If the machine becomes unbootable, or you just want to go back, you boot from CD and restore an image from the external drive. Some will also restore over network if you have networked drives.
On my systems I installed a USB 3.0 card. It gives you 2 USB ports. I plug in a USB 3.0 docking station and just stick an internal drive into the dock. USB 3.0 is fast. I have WD Caviar Black 6 Gbs and 3 Gbs internal drives I use in the docks. By keeping a lot of data on these I can keep my system disks lean enough that I can clean 'em up a bit with CCleaner, defrag, then have greater than 70% free space. I back up that image. Even from a USB 2.0 drive you can restore in less than an hour if you keep your system drives lean.
I haven't had to restore from USB 3.0 yet. I have to make a WinPE boot with the USB 3.0 driver to get the speed. (But I have USB 2.0 docks in case of emergency.)
For the additional storage it depends how you want to set up. If you want everything in the tower you may want to use some of those drive adapters that let you can plug drives in like sliding in a drawer. I don't mind having docks all over my desk so I went with docking stations. Or you can do NAT networked externals etc..

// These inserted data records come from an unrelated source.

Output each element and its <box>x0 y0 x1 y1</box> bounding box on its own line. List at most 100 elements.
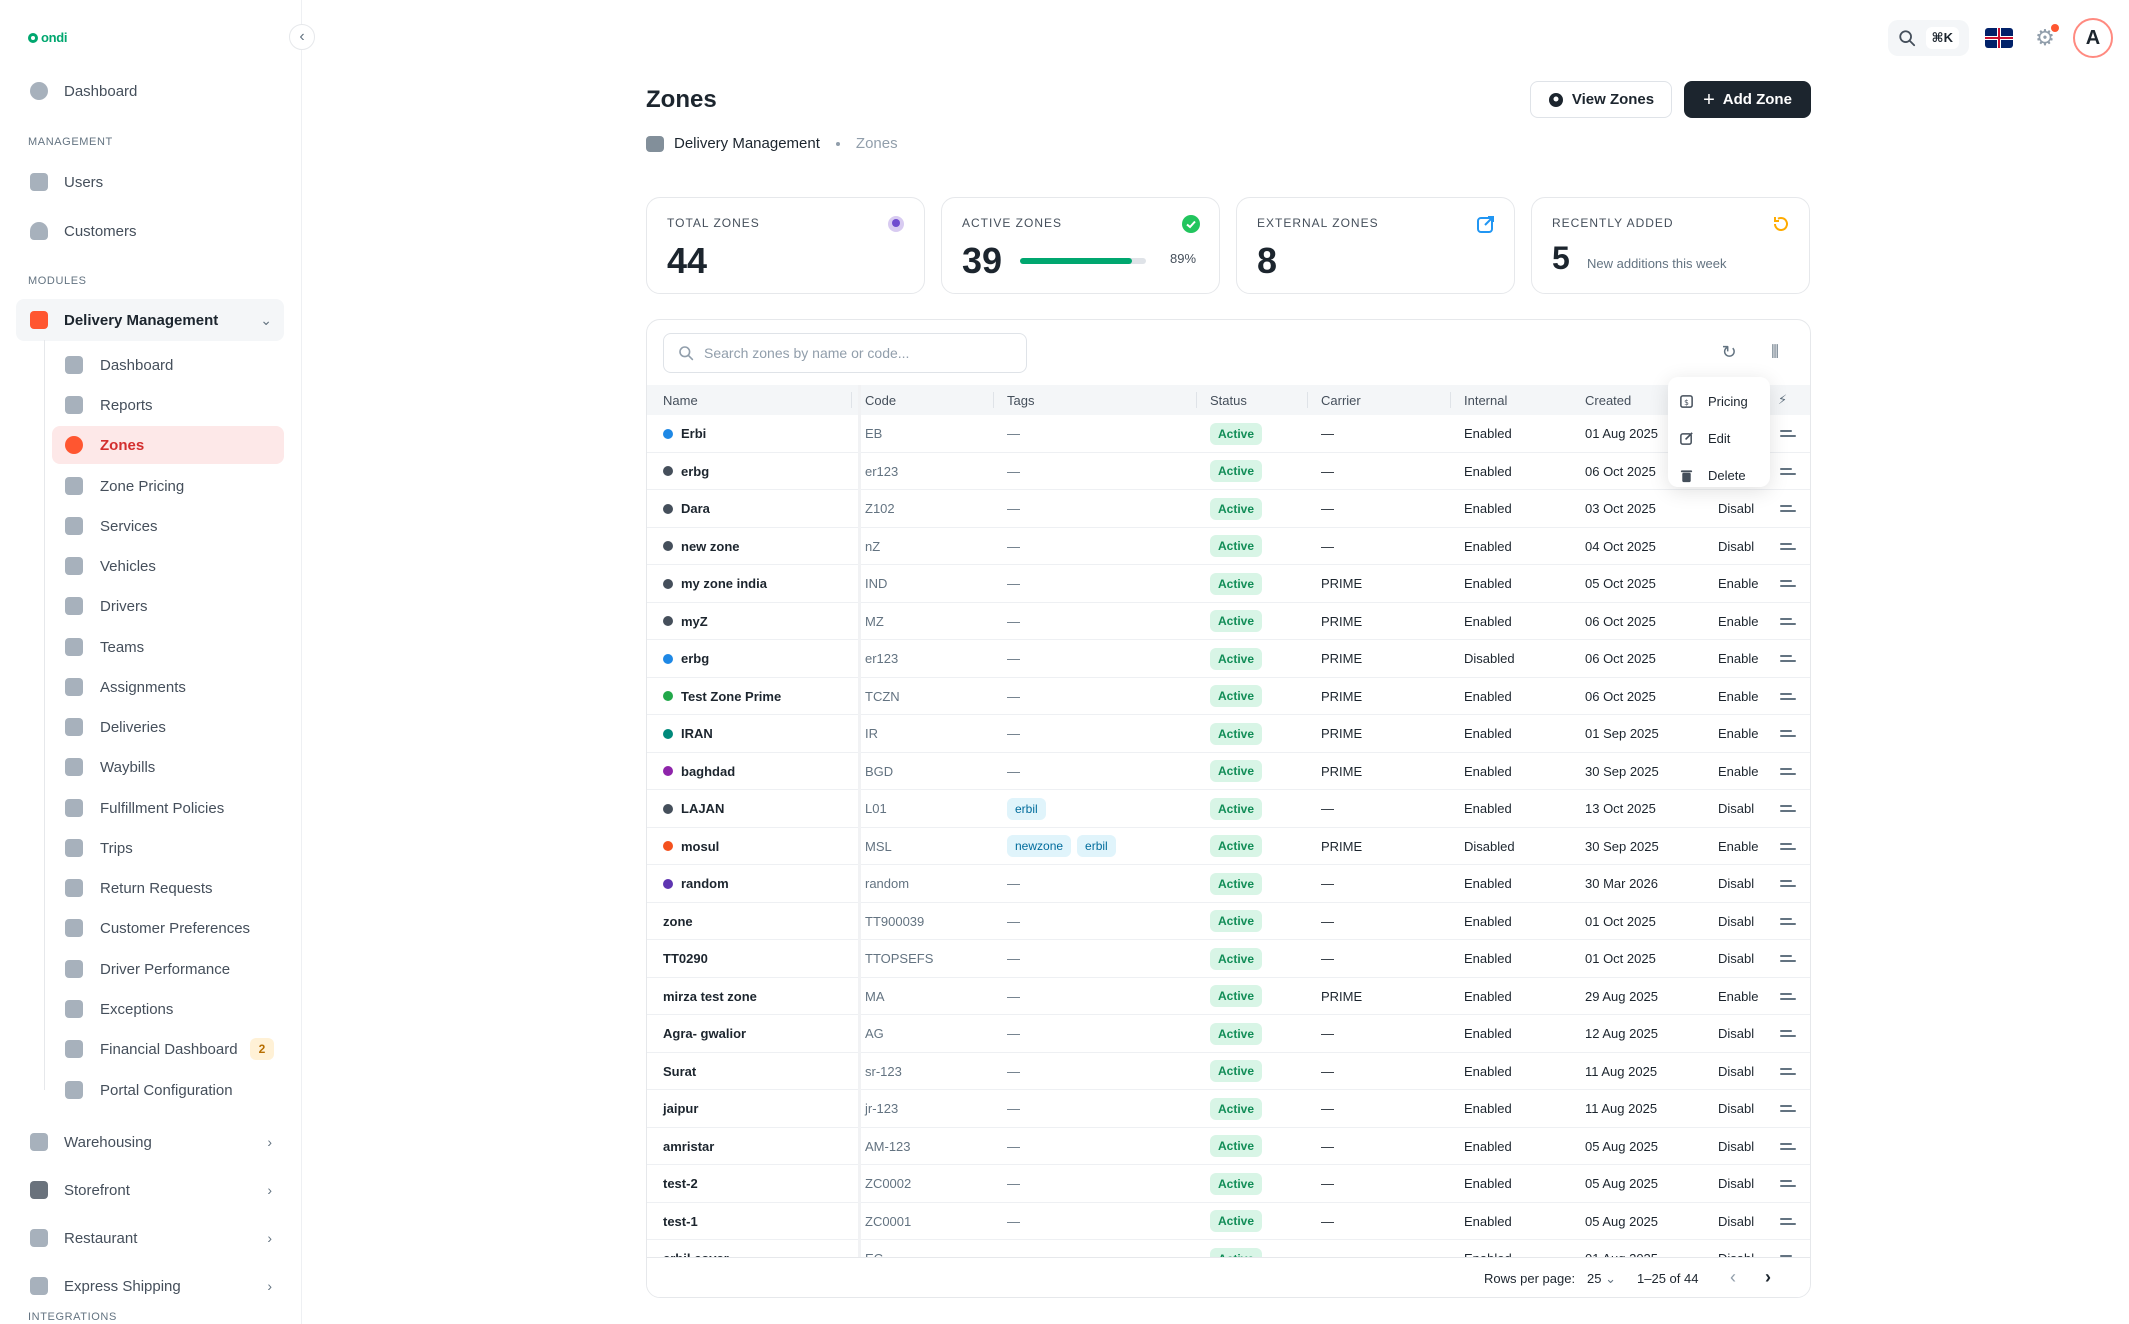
table-row[interactable]: mirza test zone MA — Active PRIME Enabled 29 A… <box>647 978 1810 1015</box>
sidebar-subitem-drivers[interactable]: Drivers <box>52 587 284 625</box>
sidebar-subitem-return-requests[interactable]: Return Requests <box>52 869 284 907</box>
sidebar-subitem-reports[interactable]: Reports <box>52 386 284 424</box>
sidebar-subitem-deliveries[interactable]: Deliveries <box>52 708 284 746</box>
row-actions-button[interactable] <box>1780 1213 1798 1230</box>
row-actions-button[interactable] <box>1780 613 1798 630</box>
row-actions-button[interactable] <box>1780 1025 1798 1042</box>
row-actions-button[interactable] <box>1780 913 1798 930</box>
table-row[interactable]: Agra- gwalior AG — Active — Enabled 12 Aug 202… <box>647 1015 1810 1053</box>
sidebar-subitem-teams[interactable]: Teams <box>52 628 284 666</box>
sidebar-subitem-zones[interactable]: Zones <box>52 426 284 464</box>
column-header-name[interactable]: Name <box>663 392 698 408</box>
table-row[interactable]: my zone india IND — Active PRIME Enabled 05 Oc… <box>647 565 1810 603</box>
table-row[interactable]: erbg er123 — Active — Enabled 06 Oct 2025 <box>647 453 1810 490</box>
column-header-carrier[interactable]: Carrier <box>1321 392 1361 408</box>
row-actions-button[interactable] <box>1780 463 1798 480</box>
table-row[interactable]: erbg er123 — Active PRIME Disabled 06 Oct 2025… <box>647 640 1810 678</box>
sidebar-item-dashboard[interactable]: Dashboard <box>16 70 284 112</box>
sidebar-subitem-trips[interactable]: Trips <box>52 829 284 867</box>
table-row[interactable]: zone TT900039 — Active — Enabled 01 Oct 2025 Di… <box>647 903 1810 940</box>
sidebar-item-customers[interactable]: Customers <box>16 210 284 252</box>
sidebar-item-users[interactable]: Users <box>16 161 284 203</box>
row-actions-button[interactable] <box>1780 950 1798 967</box>
table-row[interactable]: jaipur jr-123 — Active — Enabled 11 Aug 2025 Di… <box>647 1090 1810 1128</box>
search-zones-input[interactable] <box>704 345 1004 361</box>
table-row[interactable]: amristar AM-123 — Active — Enabled 05 Aug 2025… <box>647 1128 1810 1165</box>
sidebar-subitem-customer-preferences[interactable]: Customer Preferences <box>52 909 284 947</box>
view-zones-button[interactable]: View Zones <box>1530 81 1672 118</box>
table-row[interactable]: TT0290 TTOPSEFS — Active — Enabled 01 Oct 2025… <box>647 940 1810 978</box>
search-zones-field[interactable] <box>663 333 1027 373</box>
row-actions-button[interactable] <box>1780 800 1798 817</box>
column-header-status[interactable]: Status <box>1210 392 1247 408</box>
table-row[interactable]: test-2 ZC0002 — Active — Enabled 05 Aug 2025 Di… <box>647 1165 1810 1203</box>
rows-per-page-select[interactable]: 25 ⌄ <box>1587 1271 1616 1287</box>
avatar[interactable]: A <box>2073 18 2113 58</box>
table-row[interactable]: new zone nZ — Active — Enabled 04 Oct 2025 Disa… <box>647 528 1810 565</box>
next-page-button[interactable]: › <box>1765 1267 1771 1287</box>
row-actions-button[interactable] <box>1780 1138 1798 1155</box>
column-header-internal[interactable]: Internal <box>1464 392 1508 408</box>
table-row[interactable]: Dara Z102 — Active — Enabled 03 Oct 2025 Disabl <box>647 490 1810 528</box>
language-flag-icon[interactable] <box>1985 28 2013 48</box>
sidebar-item-delivery-management[interactable]: Delivery Management ⌄ <box>16 299 284 341</box>
table-row[interactable]: Erbi EB — Active — Enabled 01 Aug 2025 <box>647 415 1810 453</box>
column-resizer[interactable] <box>858 385 861 1257</box>
refresh-button[interactable]: ↻ <box>1718 341 1740 363</box>
sidebar-subitem-assignments[interactable]: Assignments <box>52 668 284 706</box>
row-actions-button[interactable] <box>1780 838 1798 855</box>
row-actions-button[interactable] <box>1780 1063 1798 1080</box>
add-zone-button[interactable]: + Add Zone <box>1684 81 1811 118</box>
menu-item-delete[interactable]: Delete <box>1668 457 1770 494</box>
row-actions-button[interactable] <box>1780 575 1798 592</box>
table-row[interactable]: erbil cover EC — Active — Enabled 01 Aug 2025 D… <box>647 1240 1810 1257</box>
row-actions-button[interactable] <box>1780 425 1798 442</box>
menu-item-pricing[interactable]: $ Pricing <box>1668 383 1770 420</box>
table-row[interactable]: mosul MSL newzone erbil Active PRIME Disabled 3… <box>647 828 1810 865</box>
row-actions-button[interactable] <box>1780 688 1798 705</box>
row-actions-button[interactable] <box>1780 763 1798 780</box>
row-actions-button[interactable] <box>1780 725 1798 742</box>
sidebar-subitem-dashboard[interactable]: Dashboard <box>52 346 284 384</box>
column-header-code[interactable]: Code <box>865 392 897 408</box>
row-actions-button[interactable] <box>1780 1175 1798 1192</box>
table-row[interactable]: IRAN IR — Active PRIME Enabled 01 Sep 2025 Enab… <box>647 715 1810 753</box>
previous-page-button[interactable]: ‹ <box>1730 1267 1736 1287</box>
row-actions-button[interactable] <box>1780 1100 1798 1117</box>
brand-logo[interactable]: ondi <box>28 30 68 45</box>
sidebar-subitem-waybills[interactable]: Waybills <box>52 748 284 786</box>
collapse-sidebar-button[interactable]: ‹ <box>289 24 315 50</box>
table-row[interactable]: Surat sr-123 — Active — Enabled 11 Aug 2025 Dis… <box>647 1053 1810 1090</box>
sidebar-item-restaurant[interactable]: Restaurant › <box>16 1217 284 1259</box>
table-row[interactable]: Test Zone Prime TCZN — Active PRIME Enabled 06… <box>647 678 1810 715</box>
sidebar-subitem-fulfillment-policies[interactable]: Fulfillment Policies <box>52 789 284 827</box>
table-row[interactable]: random random — Active — Enabled 30 Mar 2026 Di… <box>647 865 1810 903</box>
sidebar-subitem-vehicles[interactable]: Vehicles <box>52 547 284 585</box>
row-actions-button[interactable] <box>1780 875 1798 892</box>
breadcrumb-parent-link[interactable]: Delivery Management <box>674 135 820 152</box>
sidebar-subitem-services[interactable]: Services <box>52 507 284 545</box>
settings-button[interactable]: ⚙ <box>2027 20 2063 56</box>
global-search-button[interactable]: ⌘K <box>1887 20 1969 56</box>
sidebar-subitem-driver-performance[interactable]: Driver Performance <box>52 950 284 988</box>
row-actions-button[interactable] <box>1780 988 1798 1005</box>
sidebar-item-storefront[interactable]: Storefront › <box>16 1169 284 1211</box>
sidebar-subitem-financial-dashboard[interactable]: Financial Dashboard 2 <box>52 1030 284 1068</box>
column-header-created[interactable]: Created <box>1585 392 1632 408</box>
menu-item-edit[interactable]: Edit <box>1668 420 1770 457</box>
row-actions-button[interactable] <box>1780 1250 1798 1257</box>
table-row[interactable]: LAJAN L01 erbil Active — Enabled 13 Oct 2025 Di… <box>647 790 1810 828</box>
sidebar-subitem-zone-pricing[interactable]: Zone Pricing <box>52 467 284 505</box>
column-header-tags[interactable]: Tags <box>1007 392 1035 408</box>
row-actions-button[interactable] <box>1780 650 1798 667</box>
table-row[interactable]: myZ MZ — Active PRIME Enabled 06 Oct 2025 Enabl… <box>647 603 1810 640</box>
row-actions-button[interactable] <box>1780 538 1798 555</box>
table-row[interactable]: baghdad BGD — Active PRIME Enabled 30 Sep 2025… <box>647 753 1810 790</box>
sidebar-item-warehousing[interactable]: Warehousing › <box>16 1121 284 1163</box>
row-actions-button[interactable] <box>1780 500 1798 517</box>
table-row[interactable]: test-1 ZC0001 — Active — Enabled 05 Aug 2025 Di… <box>647 1203 1810 1240</box>
columns-button[interactable]: ⫴ <box>1764 341 1786 363</box>
sidebar-subitem-exceptions[interactable]: Exceptions <box>52 990 284 1028</box>
sidebar-item-express-shipping[interactable]: Express Shipping › <box>16 1265 284 1307</box>
sidebar-subitem-portal-configuration[interactable]: Portal Configuration <box>52 1071 284 1109</box>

But the simplest with no messing around is, back up the image to USB 2.0 external drive. Make a boot CD. You can try a new OS. I put Windows Seven Beta on my Vista machine, tried Windows Seven 64 bit. Didn't like it. Put the Vista64 that came with the machine back on. Using the images and Macrium Reflect.
The main thing is make sure the restore program on the boot CD can see your HD and the external drive when you boot it. If you have a Raid driver or some other unusual hardware you can get an unpleasant surprise when you go to restore.
They are easy to use once you've done one. If you have an expendable machine or know someone with a guinea pig machine, you could do a backup and restore just to see how it goes. When your machine won't boot the mood is usually one that hampers thinking. You don't want to figure it out then. If you've done a run through, then you have confidence you can fix it.
Also if you can afford more than one external or use the approach that allows you to remove internal drives, it's a good idea to keep a backup image not connected to the machine. If you get a virus that spreads across your Lan you can disinfect, then hook up the external that wasn't connected to get a safe restore.